Condensed Homemade Cream of Mushroom Soup

{Homemade} Condensed Cream of Mushroom Soup


Homemade Condensed Cream of Mushroom Soup is the all natural substitute to canned condensed soup. In less than 10 minutes, you’ll have a creamy, flavorful, homemade addition for your favorite family casseroles!



  • 6 Tablespoons butter
  • 1/2 cup finely diced (or minced) yellow oinion
  • 2 garlic cloves, minced
  • 2 cups finely chopped mushrooms
  • 1 teaspoon white pepper
  • 1 teaspoon fine sea salt
  • 1/2 teaspoon dried thyme
  • 1/4 cup + 1 Tablespoon all-purpose flour
  • 1 cup half and half, room temperature
  • 1 cup vegetable stock, room temperature


  1. Set out half-and-half to come to room temperature or microwave for 30 seconds. Set aside. Melt butter in large saucepan over medium-high heat.
  2. Add onions and garlic, cooking for 1-2 minutes until softened. Add mushrooms and continue cooking for 3-4 minutes, stirring to coat evenly with butter and onions.
  3. Whisk in white pepper, sea salt, thyme, and flour. Continue to cook down for 2-3 minutes, continuing to stir so flour doesn’t burn.
  4. Slowly whisk in half-and-half. Low simmer for 3-4 minutes, continuing to whisk so half-and-half doesn’t burn.

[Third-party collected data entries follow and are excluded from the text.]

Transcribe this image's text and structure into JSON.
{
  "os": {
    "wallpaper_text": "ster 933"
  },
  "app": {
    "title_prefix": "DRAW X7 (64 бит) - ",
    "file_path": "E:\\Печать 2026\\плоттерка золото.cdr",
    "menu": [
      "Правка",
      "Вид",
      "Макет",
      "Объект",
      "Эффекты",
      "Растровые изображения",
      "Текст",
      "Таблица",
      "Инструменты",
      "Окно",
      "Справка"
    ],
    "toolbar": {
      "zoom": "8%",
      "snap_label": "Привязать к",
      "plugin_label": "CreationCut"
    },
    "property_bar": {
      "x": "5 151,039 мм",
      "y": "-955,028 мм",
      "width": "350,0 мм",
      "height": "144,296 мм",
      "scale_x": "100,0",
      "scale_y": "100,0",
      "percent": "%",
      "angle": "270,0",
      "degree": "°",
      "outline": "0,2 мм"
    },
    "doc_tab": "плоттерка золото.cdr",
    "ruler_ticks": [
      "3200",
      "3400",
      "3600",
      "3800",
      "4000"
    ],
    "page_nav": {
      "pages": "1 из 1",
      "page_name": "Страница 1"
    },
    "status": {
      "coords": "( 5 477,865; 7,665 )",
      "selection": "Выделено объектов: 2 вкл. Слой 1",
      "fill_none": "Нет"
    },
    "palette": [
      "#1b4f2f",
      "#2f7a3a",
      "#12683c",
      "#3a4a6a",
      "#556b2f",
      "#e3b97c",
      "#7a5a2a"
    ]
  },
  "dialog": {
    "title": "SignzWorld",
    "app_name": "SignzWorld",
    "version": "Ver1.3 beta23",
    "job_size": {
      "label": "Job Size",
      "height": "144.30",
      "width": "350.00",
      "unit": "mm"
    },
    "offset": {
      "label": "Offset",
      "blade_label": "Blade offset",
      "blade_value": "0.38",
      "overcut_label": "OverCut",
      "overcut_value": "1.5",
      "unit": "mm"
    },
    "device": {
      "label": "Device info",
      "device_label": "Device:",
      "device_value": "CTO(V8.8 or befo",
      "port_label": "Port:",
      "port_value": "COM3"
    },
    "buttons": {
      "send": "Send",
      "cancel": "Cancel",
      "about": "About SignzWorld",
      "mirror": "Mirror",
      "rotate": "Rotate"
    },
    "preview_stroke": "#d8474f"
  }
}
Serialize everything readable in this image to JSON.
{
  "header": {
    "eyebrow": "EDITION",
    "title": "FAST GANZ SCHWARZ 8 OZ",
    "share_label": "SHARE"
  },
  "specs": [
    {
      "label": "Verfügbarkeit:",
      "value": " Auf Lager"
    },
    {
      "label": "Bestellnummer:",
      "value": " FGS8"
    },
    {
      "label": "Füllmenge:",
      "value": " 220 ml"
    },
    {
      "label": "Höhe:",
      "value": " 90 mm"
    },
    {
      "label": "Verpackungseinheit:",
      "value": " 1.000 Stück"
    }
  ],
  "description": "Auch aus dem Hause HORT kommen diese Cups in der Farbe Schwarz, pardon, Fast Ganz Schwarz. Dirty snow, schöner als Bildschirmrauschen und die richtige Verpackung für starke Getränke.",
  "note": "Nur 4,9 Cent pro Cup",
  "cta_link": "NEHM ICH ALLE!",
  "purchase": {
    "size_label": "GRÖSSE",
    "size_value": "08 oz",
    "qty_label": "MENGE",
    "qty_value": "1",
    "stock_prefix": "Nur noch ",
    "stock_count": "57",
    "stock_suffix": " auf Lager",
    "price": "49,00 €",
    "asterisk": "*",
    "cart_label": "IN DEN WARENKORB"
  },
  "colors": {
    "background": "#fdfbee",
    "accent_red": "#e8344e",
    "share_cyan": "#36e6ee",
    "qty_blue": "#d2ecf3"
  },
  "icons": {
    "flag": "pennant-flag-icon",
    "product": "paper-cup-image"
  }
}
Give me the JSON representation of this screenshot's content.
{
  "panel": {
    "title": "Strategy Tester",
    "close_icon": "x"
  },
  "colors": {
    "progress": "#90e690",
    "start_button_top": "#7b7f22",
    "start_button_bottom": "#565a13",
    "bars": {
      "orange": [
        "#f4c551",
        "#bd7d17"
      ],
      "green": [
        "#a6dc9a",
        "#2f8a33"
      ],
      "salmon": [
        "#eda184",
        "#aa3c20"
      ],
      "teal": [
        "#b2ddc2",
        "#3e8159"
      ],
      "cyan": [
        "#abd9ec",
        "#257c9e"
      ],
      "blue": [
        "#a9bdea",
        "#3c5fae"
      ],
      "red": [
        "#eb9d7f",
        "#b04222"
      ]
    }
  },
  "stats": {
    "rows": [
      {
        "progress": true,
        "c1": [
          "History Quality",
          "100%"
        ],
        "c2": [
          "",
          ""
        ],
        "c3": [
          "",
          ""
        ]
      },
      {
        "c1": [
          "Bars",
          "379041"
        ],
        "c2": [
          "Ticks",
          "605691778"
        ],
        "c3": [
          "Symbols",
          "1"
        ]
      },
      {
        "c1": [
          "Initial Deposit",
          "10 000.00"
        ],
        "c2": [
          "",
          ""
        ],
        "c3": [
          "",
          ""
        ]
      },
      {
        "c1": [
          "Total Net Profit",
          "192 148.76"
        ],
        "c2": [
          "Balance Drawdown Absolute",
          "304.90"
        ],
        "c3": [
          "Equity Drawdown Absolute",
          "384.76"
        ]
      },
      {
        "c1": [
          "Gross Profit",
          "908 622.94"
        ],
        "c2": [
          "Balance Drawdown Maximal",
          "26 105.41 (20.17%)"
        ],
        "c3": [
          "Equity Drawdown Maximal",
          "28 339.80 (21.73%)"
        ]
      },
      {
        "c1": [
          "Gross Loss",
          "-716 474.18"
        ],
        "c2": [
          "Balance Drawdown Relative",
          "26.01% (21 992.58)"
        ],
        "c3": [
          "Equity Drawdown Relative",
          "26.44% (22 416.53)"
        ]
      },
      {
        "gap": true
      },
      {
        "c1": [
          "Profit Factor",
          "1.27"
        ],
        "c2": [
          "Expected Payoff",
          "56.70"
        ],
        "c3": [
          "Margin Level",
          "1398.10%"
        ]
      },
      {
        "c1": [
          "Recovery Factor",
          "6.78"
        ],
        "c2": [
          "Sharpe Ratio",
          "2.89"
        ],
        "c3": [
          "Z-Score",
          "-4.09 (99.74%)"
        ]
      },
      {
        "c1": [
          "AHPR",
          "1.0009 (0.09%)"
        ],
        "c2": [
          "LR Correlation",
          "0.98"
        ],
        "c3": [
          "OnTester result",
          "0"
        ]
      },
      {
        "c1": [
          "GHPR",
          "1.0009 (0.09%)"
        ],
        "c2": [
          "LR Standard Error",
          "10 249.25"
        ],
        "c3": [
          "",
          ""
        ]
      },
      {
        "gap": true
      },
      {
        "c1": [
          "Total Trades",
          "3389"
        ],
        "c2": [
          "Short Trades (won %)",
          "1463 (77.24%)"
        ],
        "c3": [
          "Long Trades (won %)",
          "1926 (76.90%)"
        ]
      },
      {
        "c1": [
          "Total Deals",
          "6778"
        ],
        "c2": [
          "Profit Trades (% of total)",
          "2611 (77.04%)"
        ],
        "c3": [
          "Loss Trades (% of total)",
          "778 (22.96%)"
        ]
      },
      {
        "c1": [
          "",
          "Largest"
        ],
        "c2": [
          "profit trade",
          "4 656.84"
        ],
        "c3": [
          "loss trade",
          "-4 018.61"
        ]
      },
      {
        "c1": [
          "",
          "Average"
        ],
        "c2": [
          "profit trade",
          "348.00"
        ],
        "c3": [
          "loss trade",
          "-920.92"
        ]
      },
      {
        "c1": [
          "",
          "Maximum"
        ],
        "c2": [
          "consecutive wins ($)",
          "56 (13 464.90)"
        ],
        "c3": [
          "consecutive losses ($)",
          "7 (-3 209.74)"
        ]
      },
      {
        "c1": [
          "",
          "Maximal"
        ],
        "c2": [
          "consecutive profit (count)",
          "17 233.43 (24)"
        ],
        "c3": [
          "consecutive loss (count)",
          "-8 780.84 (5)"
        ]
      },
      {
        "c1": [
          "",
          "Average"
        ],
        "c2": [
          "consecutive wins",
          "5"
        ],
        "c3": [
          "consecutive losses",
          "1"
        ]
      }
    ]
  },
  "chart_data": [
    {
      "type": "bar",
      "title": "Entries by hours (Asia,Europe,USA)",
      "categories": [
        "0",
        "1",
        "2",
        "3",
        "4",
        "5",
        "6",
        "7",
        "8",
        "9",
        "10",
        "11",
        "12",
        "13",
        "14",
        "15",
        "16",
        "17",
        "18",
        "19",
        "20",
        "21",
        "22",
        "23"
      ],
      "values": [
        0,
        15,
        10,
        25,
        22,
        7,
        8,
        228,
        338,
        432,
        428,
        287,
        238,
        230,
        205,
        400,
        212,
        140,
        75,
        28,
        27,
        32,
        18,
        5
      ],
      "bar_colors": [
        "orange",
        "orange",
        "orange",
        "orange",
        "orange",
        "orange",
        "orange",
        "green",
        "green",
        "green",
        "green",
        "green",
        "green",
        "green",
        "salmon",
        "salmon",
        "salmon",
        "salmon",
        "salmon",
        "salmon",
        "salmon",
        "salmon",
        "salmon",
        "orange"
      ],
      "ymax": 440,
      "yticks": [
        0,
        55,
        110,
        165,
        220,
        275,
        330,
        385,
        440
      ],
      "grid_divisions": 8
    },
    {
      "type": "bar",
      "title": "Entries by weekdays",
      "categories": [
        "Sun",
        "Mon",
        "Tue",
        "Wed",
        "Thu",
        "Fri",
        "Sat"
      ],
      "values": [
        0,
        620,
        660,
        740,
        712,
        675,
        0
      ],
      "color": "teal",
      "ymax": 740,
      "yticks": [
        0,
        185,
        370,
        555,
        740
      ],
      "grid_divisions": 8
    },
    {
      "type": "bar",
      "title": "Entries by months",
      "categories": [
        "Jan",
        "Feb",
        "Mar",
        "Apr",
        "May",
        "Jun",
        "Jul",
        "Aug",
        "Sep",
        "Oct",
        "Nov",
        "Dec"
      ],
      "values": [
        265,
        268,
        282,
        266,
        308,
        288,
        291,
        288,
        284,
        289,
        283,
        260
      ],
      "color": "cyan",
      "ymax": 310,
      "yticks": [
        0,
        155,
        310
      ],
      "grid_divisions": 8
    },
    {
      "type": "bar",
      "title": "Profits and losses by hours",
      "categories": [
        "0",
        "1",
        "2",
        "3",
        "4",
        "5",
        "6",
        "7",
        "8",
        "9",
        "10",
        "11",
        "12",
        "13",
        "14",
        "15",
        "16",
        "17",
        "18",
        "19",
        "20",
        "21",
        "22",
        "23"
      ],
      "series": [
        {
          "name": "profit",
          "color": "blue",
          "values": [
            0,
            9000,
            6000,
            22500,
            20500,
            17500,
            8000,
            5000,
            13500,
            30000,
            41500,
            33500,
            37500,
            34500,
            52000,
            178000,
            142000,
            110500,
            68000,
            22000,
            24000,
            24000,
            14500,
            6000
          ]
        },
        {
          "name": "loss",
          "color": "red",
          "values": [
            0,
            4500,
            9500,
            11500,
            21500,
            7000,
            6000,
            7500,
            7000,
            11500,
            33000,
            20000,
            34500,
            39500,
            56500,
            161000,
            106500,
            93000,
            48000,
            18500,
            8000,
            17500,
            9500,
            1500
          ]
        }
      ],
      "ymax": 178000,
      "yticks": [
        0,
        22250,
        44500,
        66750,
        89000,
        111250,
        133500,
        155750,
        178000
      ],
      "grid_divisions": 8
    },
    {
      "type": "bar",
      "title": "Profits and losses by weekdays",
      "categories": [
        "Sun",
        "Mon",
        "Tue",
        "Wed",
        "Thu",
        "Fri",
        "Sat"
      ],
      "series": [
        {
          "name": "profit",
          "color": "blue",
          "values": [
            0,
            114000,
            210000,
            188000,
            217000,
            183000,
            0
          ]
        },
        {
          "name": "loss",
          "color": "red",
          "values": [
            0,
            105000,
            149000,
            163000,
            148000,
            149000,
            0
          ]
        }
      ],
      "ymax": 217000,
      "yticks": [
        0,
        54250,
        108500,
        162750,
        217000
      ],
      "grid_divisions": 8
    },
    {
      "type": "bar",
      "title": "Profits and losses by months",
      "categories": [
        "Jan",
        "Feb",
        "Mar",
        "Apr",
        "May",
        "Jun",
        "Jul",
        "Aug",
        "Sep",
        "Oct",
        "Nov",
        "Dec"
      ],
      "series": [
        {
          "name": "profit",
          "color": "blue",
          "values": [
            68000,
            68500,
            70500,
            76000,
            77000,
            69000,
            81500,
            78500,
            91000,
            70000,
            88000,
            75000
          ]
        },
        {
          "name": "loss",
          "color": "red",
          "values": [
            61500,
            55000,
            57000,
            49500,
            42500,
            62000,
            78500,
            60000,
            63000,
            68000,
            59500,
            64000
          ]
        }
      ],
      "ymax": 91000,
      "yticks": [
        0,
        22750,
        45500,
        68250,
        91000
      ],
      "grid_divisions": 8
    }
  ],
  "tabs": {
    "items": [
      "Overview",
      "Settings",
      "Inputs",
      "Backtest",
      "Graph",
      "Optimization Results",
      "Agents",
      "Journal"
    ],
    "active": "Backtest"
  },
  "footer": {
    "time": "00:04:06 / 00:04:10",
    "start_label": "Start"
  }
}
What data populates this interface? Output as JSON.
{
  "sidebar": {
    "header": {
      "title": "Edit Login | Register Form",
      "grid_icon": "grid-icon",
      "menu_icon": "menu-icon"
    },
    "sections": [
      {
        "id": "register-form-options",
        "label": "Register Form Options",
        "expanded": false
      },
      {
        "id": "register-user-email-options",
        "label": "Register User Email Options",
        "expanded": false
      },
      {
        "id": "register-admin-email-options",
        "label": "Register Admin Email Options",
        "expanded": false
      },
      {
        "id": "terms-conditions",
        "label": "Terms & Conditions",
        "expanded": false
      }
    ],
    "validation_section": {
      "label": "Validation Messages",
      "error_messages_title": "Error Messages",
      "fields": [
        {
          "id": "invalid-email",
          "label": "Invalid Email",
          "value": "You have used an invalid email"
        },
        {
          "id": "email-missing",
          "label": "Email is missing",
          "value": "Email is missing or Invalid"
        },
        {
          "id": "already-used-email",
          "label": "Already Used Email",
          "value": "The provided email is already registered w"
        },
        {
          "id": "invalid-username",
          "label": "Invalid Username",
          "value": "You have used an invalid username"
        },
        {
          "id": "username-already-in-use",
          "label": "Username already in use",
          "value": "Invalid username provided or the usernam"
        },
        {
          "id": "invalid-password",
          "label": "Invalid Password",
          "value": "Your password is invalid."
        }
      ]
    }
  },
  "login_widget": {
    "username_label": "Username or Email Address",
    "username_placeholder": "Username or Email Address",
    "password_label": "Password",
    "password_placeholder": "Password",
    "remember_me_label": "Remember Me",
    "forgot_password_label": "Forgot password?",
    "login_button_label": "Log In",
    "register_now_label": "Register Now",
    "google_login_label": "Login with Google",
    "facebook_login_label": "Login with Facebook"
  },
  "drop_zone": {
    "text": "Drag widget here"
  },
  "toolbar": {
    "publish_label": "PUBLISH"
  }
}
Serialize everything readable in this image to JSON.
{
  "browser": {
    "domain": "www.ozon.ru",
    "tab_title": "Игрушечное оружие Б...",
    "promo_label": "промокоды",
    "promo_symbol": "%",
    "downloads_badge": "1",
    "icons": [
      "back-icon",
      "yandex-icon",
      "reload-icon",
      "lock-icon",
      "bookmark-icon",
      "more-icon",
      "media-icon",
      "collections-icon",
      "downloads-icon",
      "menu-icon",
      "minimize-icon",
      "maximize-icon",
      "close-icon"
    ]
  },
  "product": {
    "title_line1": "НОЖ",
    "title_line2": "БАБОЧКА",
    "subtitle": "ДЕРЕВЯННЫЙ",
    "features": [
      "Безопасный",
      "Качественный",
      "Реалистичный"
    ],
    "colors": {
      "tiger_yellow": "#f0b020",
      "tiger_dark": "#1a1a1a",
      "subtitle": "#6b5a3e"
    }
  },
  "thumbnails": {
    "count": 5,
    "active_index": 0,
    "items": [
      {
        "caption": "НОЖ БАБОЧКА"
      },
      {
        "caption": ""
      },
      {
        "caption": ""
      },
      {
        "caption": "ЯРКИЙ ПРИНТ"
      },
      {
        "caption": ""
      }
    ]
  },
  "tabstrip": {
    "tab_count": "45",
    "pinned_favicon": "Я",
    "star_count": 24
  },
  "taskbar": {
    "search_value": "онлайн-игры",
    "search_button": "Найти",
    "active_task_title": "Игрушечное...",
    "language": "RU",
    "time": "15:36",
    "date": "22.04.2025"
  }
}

Add in vegetable stock and continue to simmer over medium-low heat for 3-4 minutes until thickened. Remove from heat immediately once it begins to thicken.
  5. Let cool before transferring to jars. If using immediately, let cool for approximately 5 minutes to thicken.


A can of condensed soup is generally 1 1/4 cups; this recipe makes approximately 3 cans.

This a condensed soup and should not be eaten alone – if you want to use this recipe as a soup, be sure to mix with an additional cup of vegetable broth.

If desired, freeze in an air-tight container. Stir frequently when reheating to prevent curdling.